Wir würden jetzt zum Privatjet fahren. Erneut fragte ich mich, wer das alles finanzierte. Hätte es nicht gereicht, in ein Taxi zu steigen oder in die Bahn? Aber dann hätten wir ja den ungefähren Standort des Internats gekannt. Und das sollten wir nicht. Gab es deshalb Privatjets?
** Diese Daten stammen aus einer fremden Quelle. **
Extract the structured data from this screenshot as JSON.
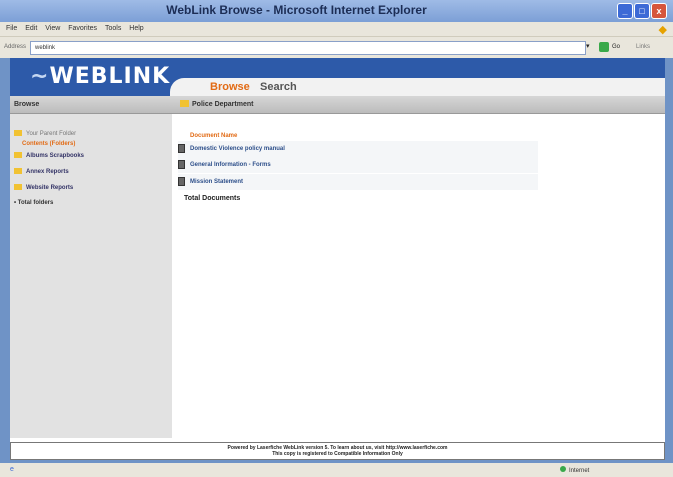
{
  "window": {
    "title": "WebLink Browse - Microsoft Internet Explorer",
    "min_glyph": "_",
    "max_glyph": "□",
    "close_glyph": "x"
  },
  "menubar": {
    "items": [
      "File",
      "Edit",
      "View",
      "Favorites",
      "Tools",
      "Help"
    ]
  },
  "addressbar": {
    "label": "Address",
    "value": "weblink",
    "go_label": "Go",
    "links_label": "Links"
  },
  "banner": {
    "logo_text": "WEBLINK",
    "tabs": {
      "browse": "Browse",
      "search": "Search"
    }
  },
  "navbar": {
    "browse_label": "Browse",
    "breadcrumb": "Police Department"
  },
  "sidebar": {
    "items": [
      "Your Parent Folder",
      "Contents (Folders)",
      "Albums Scrapbooks",
      "Annex Reports",
      "Website Reports",
      "Total folders"
    ]
  },
  "main": {
    "header": "Document Name",
    "documents": [
      "Domestic Violence policy manual",
      "General Information - Forms",
      "Mission Statement"
    ],
    "total_label": "Total Documents"
  },
  "footer": {
    "line1": "Powered by Laserfiche WebLink version 5. To learn about us, visit http://www.laserfiche.com",
    "line2": "This copy is registered to Compatible Information Only"
  },
  "statusbar": {
    "zone": "Internet"
  }
}
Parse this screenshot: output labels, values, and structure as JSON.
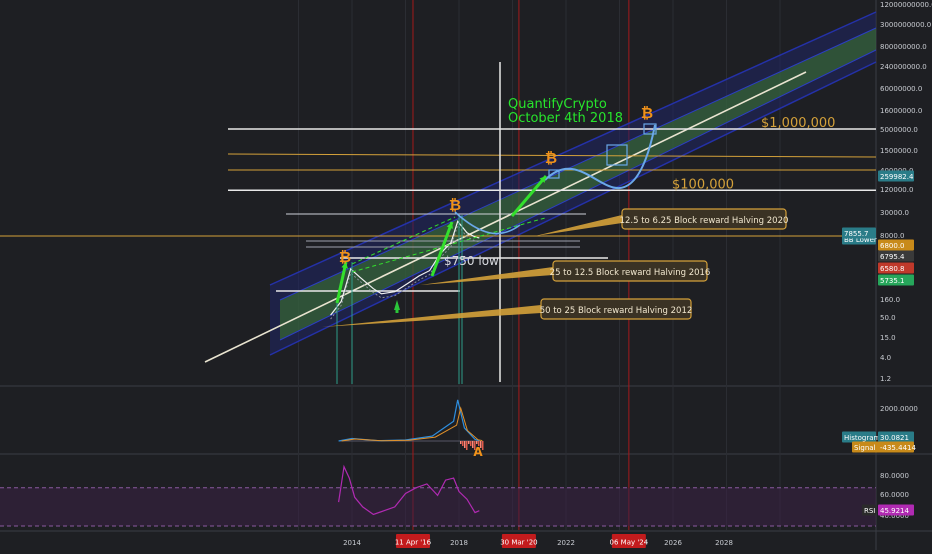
{
  "annotation_title": "QuantifyCrypto",
  "annotation_date": "October 4th 2018",
  "colors": {
    "background": "#1e1f23",
    "grid": "#2b2d33",
    "price_white": "#f2f2f2",
    "band_blue": "#2431a8",
    "band_green": "#3e7a2c",
    "gold": "#d4a13a",
    "projection": "#6aa8e8",
    "arrow_green": "#33e02c",
    "annotation_green": "#27e52c",
    "rsi_purple": "#b02ab2",
    "event_red": "#a3191b",
    "bitcoin_orange": "#f0921a"
  },
  "chart_data": [
    {
      "type": "line",
      "name": "price-panel",
      "y_scale": "log",
      "x_tick_labels": [
        "2014",
        "2018",
        "2022",
        "2026",
        "2028"
      ],
      "event_markers": [
        {
          "label": "11 Apr '16"
        },
        {
          "label": "30 Mar '20"
        },
        {
          "label": "06 May '24"
        }
      ],
      "y_axis_labels": [
        "12000000000.0",
        "3000000000.0",
        "800000000.0",
        "240000000.0",
        "60000000.0",
        "16000000.0",
        "5000000.0",
        "1500000.0",
        "400000.0",
        "120000.0",
        "30000.0",
        "8000.0",
        "160.0",
        "50.0",
        "15.0",
        "4.0",
        "1.2"
      ],
      "price_tags": [
        {
          "label": "259982.4",
          "color": "#2a7c88"
        },
        {
          "label": "BB Lower",
          "color": "#2a7c88"
        },
        {
          "label": "7855.7",
          "color": "#2a7c88"
        },
        {
          "label": "6800.0",
          "color": "#c88a1a"
        },
        {
          "label": "6795.4",
          "color": "#3a3a3a"
        },
        {
          "label": "6580.8",
          "color": "#c0392b"
        },
        {
          "label": "5735.1",
          "color": "#26a65b"
        }
      ],
      "level_labels": [
        {
          "text": "$1,000,000",
          "value": 5000000
        },
        {
          "text": "$100,000",
          "value": 120000
        }
      ],
      "halving_labels": [
        "12.5 to 6.25 Block reward Halving 2020",
        "25 to 12.5 Block reward Halving 2016",
        "50 to 25 Block reward Halving 2012"
      ],
      "low_label": "$750 low",
      "series": [
        {
          "name": "",
          "x": [
            2013.2,
            2013.6,
            2013.95,
            2014.3,
            2014.8,
            2015.1,
            2015.6,
            2016.1,
            2016.5,
            2016.9,
            2017.3,
            2017.7,
            2017.95,
            2018.3,
            2018.6,
            2018.76
          ],
          "y": [
            60,
            140,
            1000,
            600,
            300,
            220,
            250,
            420,
            650,
            900,
            2500,
            5000,
            18000,
            9000,
            7000,
            6600
          ]
        }
      ]
    },
    {
      "type": "line",
      "name": "macd-panel",
      "y_axis_labels": [
        "2000.0000"
      ],
      "tags": [
        {
          "label": "Histogram",
          "color": "#2a7c88"
        },
        {
          "label": "Signal",
          "color": "#c88a1a"
        },
        {
          "label": "30.0821",
          "color": "#2a7c88"
        },
        {
          "label": "-435.4414",
          "color": "#c88a1a"
        }
      ],
      "series": [
        {
          "name": "",
          "x": [
            2013.5,
            2014.0,
            2015.0,
            2016.0,
            2017.0,
            2017.8,
            2017.95,
            2018.2,
            2018.6,
            2018.76
          ],
          "y": [
            0,
            150,
            20,
            60,
            300,
            1200,
            2500,
            800,
            100,
            30
          ]
        }
      ]
    },
    {
      "type": "line",
      "name": "rsi-panel",
      "y_axis_labels": [
        "80.0000",
        "60.0000",
        "40.0000"
      ],
      "tags": [
        {
          "label": "RSI",
          "color": "#2a2a2a"
        },
        {
          "label": "45.9214",
          "color": "#b02ab2"
        }
      ],
      "series": [
        {
          "name": "",
          "x": [
            2013.5,
            2013.7,
            2013.9,
            2014.1,
            2014.4,
            2014.8,
            2015.2,
            2015.6,
            2016.0,
            2016.4,
            2016.8,
            2017.2,
            2017.5,
            2017.8,
            2018.0,
            2018.3,
            2018.6,
            2018.76
          ],
          "y": [
            55,
            92,
            80,
            60,
            50,
            42,
            46,
            50,
            64,
            70,
            74,
            62,
            78,
            80,
            66,
            58,
            44,
            46
          ]
        }
      ]
    }
  ]
}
Dort würden bestimmt auch andere Elementare sein. Allein diese Vermutung beunruhigte mich. Musste ich so früh schon auf andere Elementare treffen? Wenn ich mich mit denen nicht verstand, wäre das ein toller Start. Vor Nervosität hielt ich es kaum aus. Und sie wurde von Minute von Minute schlimmer. Hinzu kamen die Bauchschmerzen, die dadurch verursacht wurden. Hanne manövrierte den Wagen aus der Einfahrt.


Wir fuhren schon eine halbe Stunde. Die Landschaft zog an mir vorbei, während ich schweigend und nervös aus dem Fenster starrte. Bäume, Städte, Häuser. Alles zog vorbei. Allerdings bekam ich davon gar nicht so wirklich etwas mit. Viel zu sehr war ich mit mir selbst beschäftigt und versuchte, mich zu beruhigen. Es würde alles gut werden.
Schließlich lenkte Hanne den Wagen in einen Wald und es wurde ein bisschen holperig. Plötzlich bog sie in eine schmale Straße ein, die ich gar nicht bemerkt hatte, da sie von Bäumen und Büschen versteckt war. Sie folgte der Straße, die letztendlich breiter wurde und wir auf einem Parkplatz landeten. Geschmeidig parkte sie den Wagen und sie schaltete den Motor aus.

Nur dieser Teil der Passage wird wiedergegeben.